Hon. Mention: Red Racer’s Pilsner, which graced every picnic this summer that was too highbrow for PBR.


I bought six bottles of Goose Island’s Sofie this year, which is more than any other bomber in my life, probably. But, because it hails from Phoebe’s country, it never merited a full review. Bright yellow, bubbly, a bit fruity and a little sweet, it works well with veggie-heavy cuisine (more important than usual, when the reviewer is vegetarian) and the champagne-style bottle is great for presentation.


While I’ll always love Whistler Grapefruit, Cannery Brewing’s Blackberry Porter was one of my best finds of the year. Jammy, smooth and full of flavour, it’s completely unlike most of the fruit beers I tasted this summer, and one of the small number of brews where the fruit seemed less stunt and more an obvious enhancement.


I need to buy more of Lighthouse Brewing’s Seaport Vanilla Stout. The beer — smooth, packed with pure vanilla bean, but not too sweet — is like the best beer milkshake without the heaviness (or lactose) of dairy. It’s been on my mind constantly since I reviewed it.

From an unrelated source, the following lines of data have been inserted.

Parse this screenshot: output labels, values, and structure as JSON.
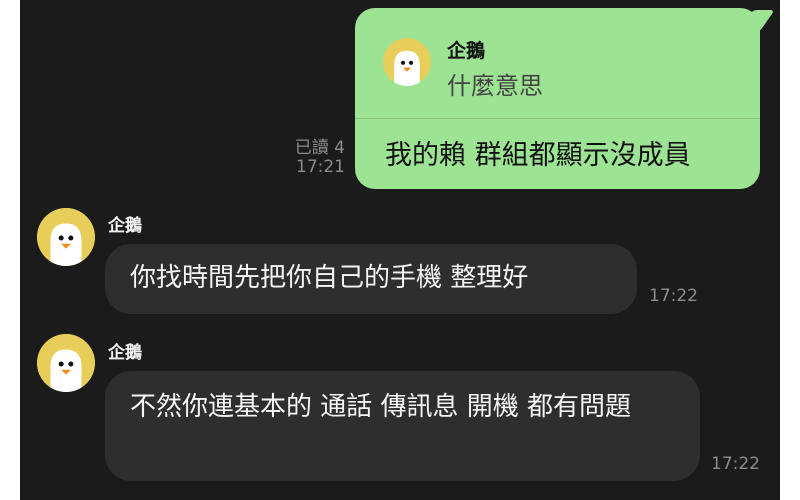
{
  "outgoing": {
    "reply_quote": {
      "sender": "企鵝",
      "text": "什麼意思"
    },
    "text": "我的賴 群組都顯示沒成員",
    "read_status": "已讀 4",
    "time": "17:21"
  },
  "incoming": [
    {
      "sender": "企鵝",
      "avatar": "penguin-icon",
      "text": "你找時間先把你自己的手機 整理好",
      "time": "17:22"
    },
    {
      "sender": "企鵝",
      "avatar": "penguin-icon",
      "text": "不然你連基本的 通話 傳訊息 開機 都有問題",
      "time": "17:22"
    }
  ],
  "colors": {
    "chat_background": "#1b1b1b",
    "outgoing_bubble": "#9de394",
    "incoming_bubble": "#2e2e2e",
    "avatar_background": "#e7ce5a"
  }
}
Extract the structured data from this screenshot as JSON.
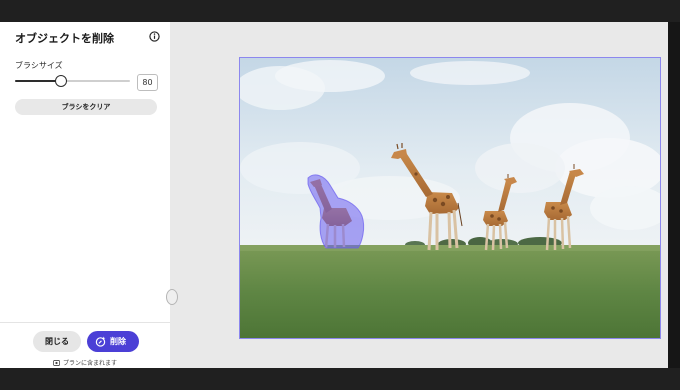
{
  "panel": {
    "title": "オブジェクトを削除",
    "brush": {
      "label": "ブラシサイズ",
      "value": "80",
      "level_fraction": 0.4
    },
    "clear_button": "ブラシをクリア",
    "close_button": "閉じる",
    "delete_button": "削除",
    "plan_note": "プランに含まれます"
  },
  "icons": {
    "info": "info-icon",
    "delete": "eraser-sparkle-icon",
    "plan": "credit-icon"
  },
  "colors": {
    "accent": "#4b3fd6",
    "selection_mask": "#6a5cf0"
  }
}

Red Collar Brewing’s Trippel, a light-coloured but syrupy 9 per cent-er, taught me and many of my co-workers a valuable lesson about the value of pacing oneself and knowing the alcohol content of your drink before you swig. I don’t actually think it’s my favourite Red Collar beer — that may be the Doppelbock going on tap in February, or the Mild, which I haven’t yet imbibed enough times to call with certainty — but it’s a brew I’ve gone back for multiple times and had a few interesting evenings out of as a result. And what more can you ask, really?


Less pumpkin, more anything else at all seriously never again what were you thinking Andrea.